"Kemarin sih hujan. Hari ini juga mendung. Yakin ga perlu buru-buru?"
Ayu menoleh kini. Kedua alis bertemu, mulut maju. Bentuk tak setuju. Ibu sudah berlalu. Kiranya ke luar, ke sumur. Tangan Ayu terulur ke androidnya. Mematikan Fiersa, walau tak sampai menghapusnya, dan mengintip waktu. Masih ada satu jam menuju pukul empat, waktu pesta dimulai. Bakal mepet. Toh ia terbiasa berdansa, meliuk-liuk melalui pengendara-pengendara lain di jalan raya dengan Beat-nya.
Kembali ia berbalik menghadap kaca lemari. Sedikit saja menaruh perhatian, di situ sebenarnya ada ibu. Ya, bayangan mereka di cermin begitu mirip. Dari hidung, mata, garis wajah. Cukup cantik meski tidak setaraf model skincare yang ia beli produknya. Namun, sekali lagi, seluruh fokus telah tumpah pada urusan sandang.
Pesta topeng konon selalu ramai dan sudah dipandang sebagai ajang yang pas buat mencari pasangan. Lebih dari itu, kakak tingkat yang Ayu kagumi juga bakal hadir. Maka, ia tak boleh terlihat berantakan. Tidak juga terkesan berusaha keras. Nah, di situ letak tantangannya, yang bikin ia macam kerasukan Victoria, Ivan, atau entah siapa!
Mendesah ia. Nafas keluar melalui satu helaan mulut. Lelah. Mengawang benaknya sedikit menyesali kenapa acara rekeasi harus semenyusahkan ini. Coba kalau perihal pakaian ditentukan saja. Macam seragam anak SMA atau batik para pegawai pabrik dan kedinasan. Tentu, ia tak bakal payah memilah, menimbang-nimbang apa ini cocok atau tidak.
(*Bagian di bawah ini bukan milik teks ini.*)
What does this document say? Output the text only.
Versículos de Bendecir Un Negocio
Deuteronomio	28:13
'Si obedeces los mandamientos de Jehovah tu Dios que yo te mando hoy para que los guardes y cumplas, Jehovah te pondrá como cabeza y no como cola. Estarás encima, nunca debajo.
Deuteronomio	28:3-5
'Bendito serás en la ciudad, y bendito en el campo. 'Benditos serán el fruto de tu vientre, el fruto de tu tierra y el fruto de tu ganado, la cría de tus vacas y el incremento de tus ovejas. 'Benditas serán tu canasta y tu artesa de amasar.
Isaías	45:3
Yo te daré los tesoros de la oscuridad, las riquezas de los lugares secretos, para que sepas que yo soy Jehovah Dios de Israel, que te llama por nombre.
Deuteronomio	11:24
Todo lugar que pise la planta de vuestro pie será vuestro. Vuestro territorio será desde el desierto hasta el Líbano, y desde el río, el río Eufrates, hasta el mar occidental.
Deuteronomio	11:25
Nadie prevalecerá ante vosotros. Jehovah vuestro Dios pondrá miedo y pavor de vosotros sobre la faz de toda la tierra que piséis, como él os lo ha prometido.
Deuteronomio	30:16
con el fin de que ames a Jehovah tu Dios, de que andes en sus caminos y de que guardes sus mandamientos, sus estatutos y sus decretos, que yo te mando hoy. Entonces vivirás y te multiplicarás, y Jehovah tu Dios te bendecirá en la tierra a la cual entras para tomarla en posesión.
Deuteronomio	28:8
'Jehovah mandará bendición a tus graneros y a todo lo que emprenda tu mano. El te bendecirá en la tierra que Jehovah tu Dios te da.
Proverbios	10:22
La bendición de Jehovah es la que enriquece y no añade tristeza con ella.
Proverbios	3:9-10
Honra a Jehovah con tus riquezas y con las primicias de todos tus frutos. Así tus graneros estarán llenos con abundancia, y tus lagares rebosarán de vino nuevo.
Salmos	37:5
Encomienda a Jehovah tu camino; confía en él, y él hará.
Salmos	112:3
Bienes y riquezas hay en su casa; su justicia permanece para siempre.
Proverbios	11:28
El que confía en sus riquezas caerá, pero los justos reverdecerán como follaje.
Mendadak ia merasa jika kebebasan dan ruang berkreasi kadang membawa sengsara dan memeras keras isi kepala.
Namun, ia tak patah arang begitu saja. Bayangan dapat memukau hati pujaannya terlanjur membekas dan begitu menggiurkan bila mewujud realitas. Bagaimanapun kesempatan unjuk diri dalam sebuah etalase bertajuk "Pesta Topeng" ini terlalu berharga jika dibiarkan menguap diterpa ketidakpedulian semata. Itulah kenapa ia, yang sebenarnya tak terlalu fanatik urusan mode dan tetek-bengeknya, mau meluangkan masa untuk merias diri.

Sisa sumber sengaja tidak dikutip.